BUSINESS: Transformation of the Street Vendor: A view from the Caribbean Diaspora – By Lear Matthews

Lear Matthews

(Celebrating Immigrant Heritage Month in June)

Transformation of the Street Vendor: A view from the Caribbean Diaspora – By Lear Matthews

Recognizing that the United States is a “salad bowl” of diversity and not the proverbial melting pot, Immigrant Heritage Month was created to acknowledge/celebrate the contributions and accomplishments of immigrants. Opportunities afforded them notwithstanding, despite encounters of xenophobia, immigrants have undoubtedly shaped the economic, cultural and civic engines of North America and Europe. Street vending which has existed as an occupation for a very long time is considered a cornerstone of the historical and cultural heritage of cities and towns globally, with immigrants among prominent purveyors of this tradition.

This article highlights street vending among English Speaking Caribbean immigrants, an aspect of the immigrant experience that has not received much attention. Although focused on the United States, there are implications for other countries of settlement or alleged “host societies” such as Canada and Great Britain.         

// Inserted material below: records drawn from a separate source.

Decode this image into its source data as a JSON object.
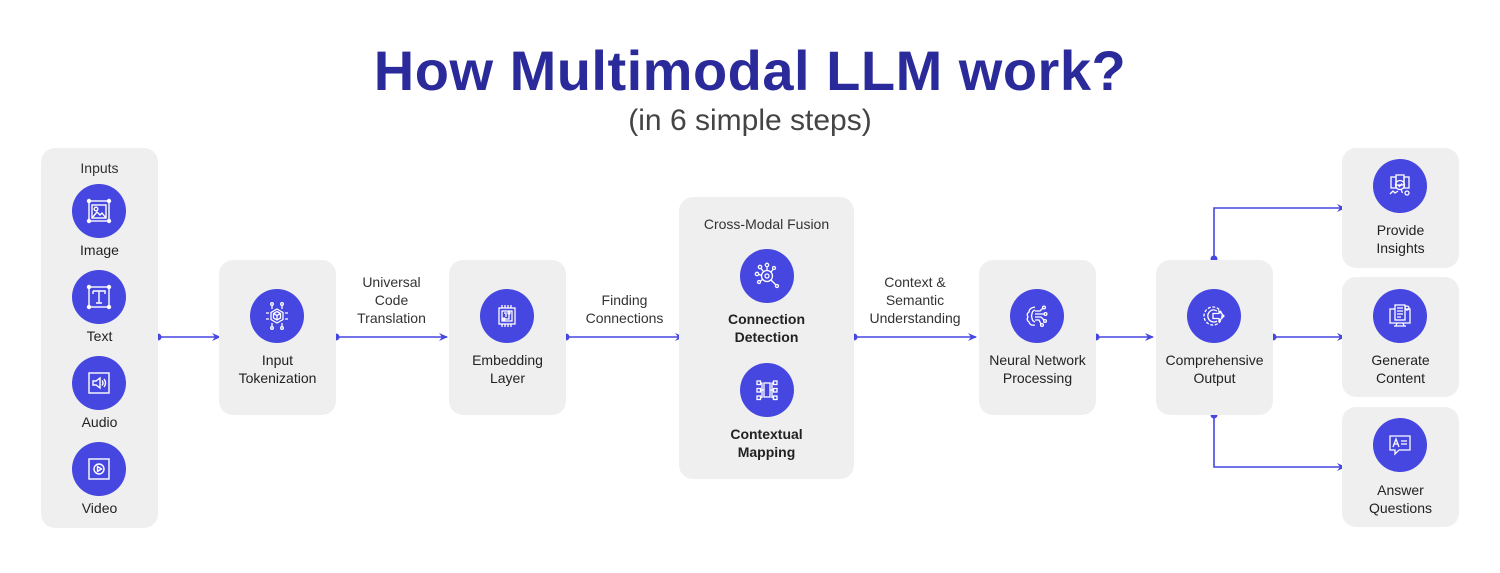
{
  "title": "How Multimodal LLM work?",
  "subtitle": "(in 6 simple steps)",
  "accent_color": "#4646e0",
  "title_color": "#2a2a9a",
  "inputs": {
    "header": "Inputs",
    "items": [
      {
        "label": "Image",
        "icon": "image-icon"
      },
      {
        "label": "Text",
        "icon": "text-icon"
      },
      {
        "label": "Audio",
        "icon": "audio-icon"
      },
      {
        "label": "Video",
        "icon": "video-icon"
      }
    ]
  },
  "steps": {
    "tokenization": {
      "line1": "Input",
      "line2": "Tokenization",
      "icon": "chip-cube-icon"
    },
    "embedding": {
      "line1": "Embedding",
      "line2": "Layer",
      "icon": "processor-icon"
    },
    "fusion": {
      "header": "Cross-Modal Fusion",
      "detection": {
        "line1": "Connection",
        "line2": "Detection",
        "icon": "network-search-icon"
      },
      "mapping": {
        "line1": "Contextual",
        "line2": "Mapping",
        "icon": "mapping-icon"
      }
    },
    "neural": {
      "line1": "Neural Network",
      "line2": "Processing",
      "icon": "neural-brain-icon"
    },
    "output": {
      "line1": "Comprehensive",
      "line2": "Output",
      "icon": "gear-arrow-icon"
    }
  },
  "edges": {
    "e1": {
      "line1": "Universal",
      "line2": "Code",
      "line3": "Translation"
    },
    "e2": {
      "line1": "Finding",
      "line2": "Connections"
    },
    "e3": {
      "line1": "Context &",
      "line2": "Semantic",
      "line3": "Understanding"
    }
  },
  "outcomes": [
    {
      "line1": "Provide",
      "line2": "Insights",
      "icon": "insights-icon"
    },
    {
      "line1": "Generate",
      "line2": "Content",
      "icon": "content-monitor-icon"
    },
    {
      "line1": "Answer",
      "line2": "Questions",
      "icon": "chat-answer-icon"
    }
  ]
}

Transformation of Street Vending: Hidden in Plain Sight

Street vending has been transformed in metropolitan centers. It has evolved from the plain, minimally regulated wooden push-cart activity to motorized vans, fancy trucks (some retrofitted and painted in a kaleidoscope of artwork), Kiosks and portable stands. The vendor newspaper stand has been replaced by digital technology. Typically parked at a busy intersection peddling their trade, no longer are street vendors predominantly European and Middle-Eastern immigrants, but include those from a wide range of sending countries. Concurrently, they are increasingly subjected to stringent 21st century Municipal regulations such as “quality of life” crackdown laws.

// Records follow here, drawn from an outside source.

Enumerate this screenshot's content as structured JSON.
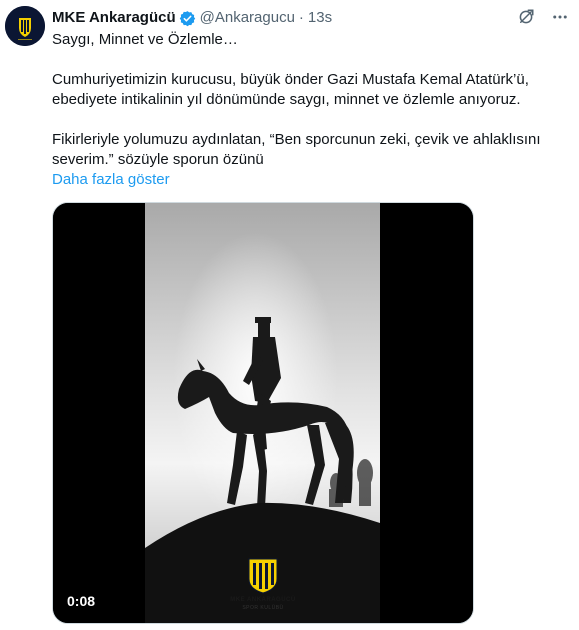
{
  "tweet": {
    "author_name": "MKE Ankaragücü",
    "handle": "@Ankaragucu",
    "separator": "·",
    "time": "13s",
    "paragraphs": [
      "Saygı, Minnet ve Özlemle…",
      "Cumhuriyetimizin kurucusu, büyük önder Gazi Mustafa Kemal Atatürk’ü, ebediyete intikalinin yıl dönümünde saygı, minnet ve özlemle anıyoruz.",
      "Fikirleriyle yolumuzu aydınlatan, “Ben sporcunun zeki, çevik ve ahlaklısını severim.” sözüyle sporun özünü"
    ],
    "show_more": "Daha fazla göster"
  },
  "media": {
    "duration": "0:08",
    "club_logo_text": "MKE ANKARAGÜCÜ",
    "club_sub_text": "SPOR KULÜBÜ"
  },
  "icons": {
    "verified": "verified-badge-icon",
    "grok": "grok-icon",
    "more": "more-icon"
  },
  "colors": {
    "link": "#1d9bf0",
    "verified": "#1d9bf0",
    "muted": "#536471",
    "club_yellow": "#f5d000",
    "club_navy": "#0b1633"
  }
}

Throughout the metropolitan epicenter, street vendors (begrudgingly part of the hospitality industry) attract a variety of customers. It is not uncommon to see long lines of patrons including workers from private and public service, students, shoppers, tourists, and formally attired professionals in bustling city commercial districts, particularly at lunch time.

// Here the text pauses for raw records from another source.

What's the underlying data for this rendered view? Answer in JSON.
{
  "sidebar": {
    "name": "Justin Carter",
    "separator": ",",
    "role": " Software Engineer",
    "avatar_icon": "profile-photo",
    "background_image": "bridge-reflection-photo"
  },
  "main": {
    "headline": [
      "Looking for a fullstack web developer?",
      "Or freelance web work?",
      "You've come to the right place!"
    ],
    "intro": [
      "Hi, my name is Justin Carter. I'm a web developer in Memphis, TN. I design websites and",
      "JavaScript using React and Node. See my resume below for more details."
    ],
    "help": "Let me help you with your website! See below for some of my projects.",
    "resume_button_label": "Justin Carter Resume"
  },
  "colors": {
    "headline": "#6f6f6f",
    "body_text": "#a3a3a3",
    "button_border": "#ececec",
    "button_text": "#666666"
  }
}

The culinary skilled vendor has been a popular daytime fixture cradled in the shadows of aging pristine edifices and burgeoning erected skyscrapers, condominiums and luxury developments – evidence of perpetual gentrification. Some vendors specialize in snacks such as gyros, tacos, hot dogs and churros while others a more varied ethnic menu. One can imagine the exorbitant fees required to operate these marginalized roadside center-city vending sites.

To some established business proprietors and area residents street vendors and their “nomadic” transported load represent an eyesore, while others offer tepid support, but view them as insignificant, less-deserving competitors. Street vending like other immigrant enterprises is a source of sending remittances back to the home country.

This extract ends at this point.